Due to the legal quagmire associated with flags of convenience, it can be difficult to enforce criminal law against crimes such as sexual assault in international waters. The practice has historically aided rogue groups ranging from the Irish Republican Army (IRA) to North Korea. A lack of responsible legislative oversight can not only foster but encourage dangerous situations. Parallels between the limits of sovereignty on the open seas and in the void of space should give legislators pause for concern.

Given that the International Space Station is the only permanently crewed human settlement not on Earth’s surface, sounding the alarm about workers' rights in space may seem far-fetched. However, the ISS astronauts are a small group of relatively high-profile government employees; their working conditions are subject to extreme public transparency. The nations launching humans into space have thus far been ones in which the aerospace manufacturers are based and licensed. As a result, enforcement of the law takes place within a clearly defined framework of domestic law and international treaties, unlike the vacuum of maritime legal responsibility which contributes to sailors on bankrupt ships being abandoned without recourse for rescue, let alone compensation.

However, the mechanics of how human rights laws might be enforced in the long term, perhaps on privately-owned space stations constructed using the resources of another moon or planet remain theoretical. Groups such as Jus Ad Astra, which advocate for legislation protecting human rights in space, remain only marginally influential thus far. While Jeff Bezos, founder of Blue Origin, predicts that space stations are a future solution for Earth’s expanding population and energy needs, such possibilities take a decidedly dystopian spin when considered in the context of Amazon’s well-documented high rate of worker injuries at its warehouses. It also is worth noting that while accounts of the incident differ, in 1973 the NASA crew of the Skylab space station may have engaged in the first known instance of a strike while in space during an 84-day mission.
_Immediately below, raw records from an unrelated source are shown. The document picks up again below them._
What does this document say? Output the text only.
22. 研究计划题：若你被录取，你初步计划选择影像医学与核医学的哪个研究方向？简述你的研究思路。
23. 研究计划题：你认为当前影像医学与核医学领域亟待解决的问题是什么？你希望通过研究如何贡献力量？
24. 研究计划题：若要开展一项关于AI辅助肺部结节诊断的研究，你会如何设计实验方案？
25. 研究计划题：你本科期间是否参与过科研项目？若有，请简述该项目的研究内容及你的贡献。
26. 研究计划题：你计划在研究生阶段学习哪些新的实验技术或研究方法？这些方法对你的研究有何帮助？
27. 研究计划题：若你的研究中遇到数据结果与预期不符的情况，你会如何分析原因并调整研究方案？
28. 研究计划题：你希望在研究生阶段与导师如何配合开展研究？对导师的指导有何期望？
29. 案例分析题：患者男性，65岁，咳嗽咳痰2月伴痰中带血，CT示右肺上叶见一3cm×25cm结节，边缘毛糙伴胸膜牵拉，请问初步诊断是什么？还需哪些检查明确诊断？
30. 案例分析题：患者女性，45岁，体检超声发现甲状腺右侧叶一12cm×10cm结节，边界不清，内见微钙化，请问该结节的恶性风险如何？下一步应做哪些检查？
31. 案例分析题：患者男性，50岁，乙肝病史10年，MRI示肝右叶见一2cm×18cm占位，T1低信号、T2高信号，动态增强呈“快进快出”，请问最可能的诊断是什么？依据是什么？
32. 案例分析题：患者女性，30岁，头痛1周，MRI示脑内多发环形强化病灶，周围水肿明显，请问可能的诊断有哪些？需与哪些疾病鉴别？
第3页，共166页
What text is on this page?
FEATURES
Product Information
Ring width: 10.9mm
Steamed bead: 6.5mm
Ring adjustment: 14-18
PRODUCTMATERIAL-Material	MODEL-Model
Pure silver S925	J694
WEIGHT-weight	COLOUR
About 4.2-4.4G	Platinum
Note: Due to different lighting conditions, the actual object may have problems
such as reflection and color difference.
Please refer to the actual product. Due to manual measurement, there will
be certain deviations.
It is inevitable that the private sector will become increasingly prevalent across the solar system in the next few decades. The reusable nature of SpaceX’s Starship launch system, currently in development, will be a boon for future corporate enterprise across the solar system and are a far cry from the days in which rockets consisted of converted intercontinental ballistic missiles (ICBMs).

While international laws concerning space exploration already exist, there will likely be a need for new legislation due to the fact that existing laws were largely conceived in a pre-commercial age of spaceflight, mostly anticipating disputes between state actors and being contingent upon self-enforcement through treaties between different states. The UN Office for Outer Space Affairs (UNOOSA) has historically helped facilitate these treaties, which have been uncontroversial for the most part, given the relatively cooperative nature of post-Cold War government-backed spaceflight. While the International Space Station's resolution of issues pertaining to criminal jurisdiction, damage liability, and ownership or maintenance responsibility is determined by the Intergovernmental Agreement on Space Station Cooperation, this treaty is more analogous to the 1959 Antarctica Treaty to safeguard cooperative international research rather than forming the basis for a legal system to guide the human settlement of the solar system.

The 2020s are the start of a new era of spaceflight and legislators should bear this in mind as interplanetary travel and private spaceflight become more common.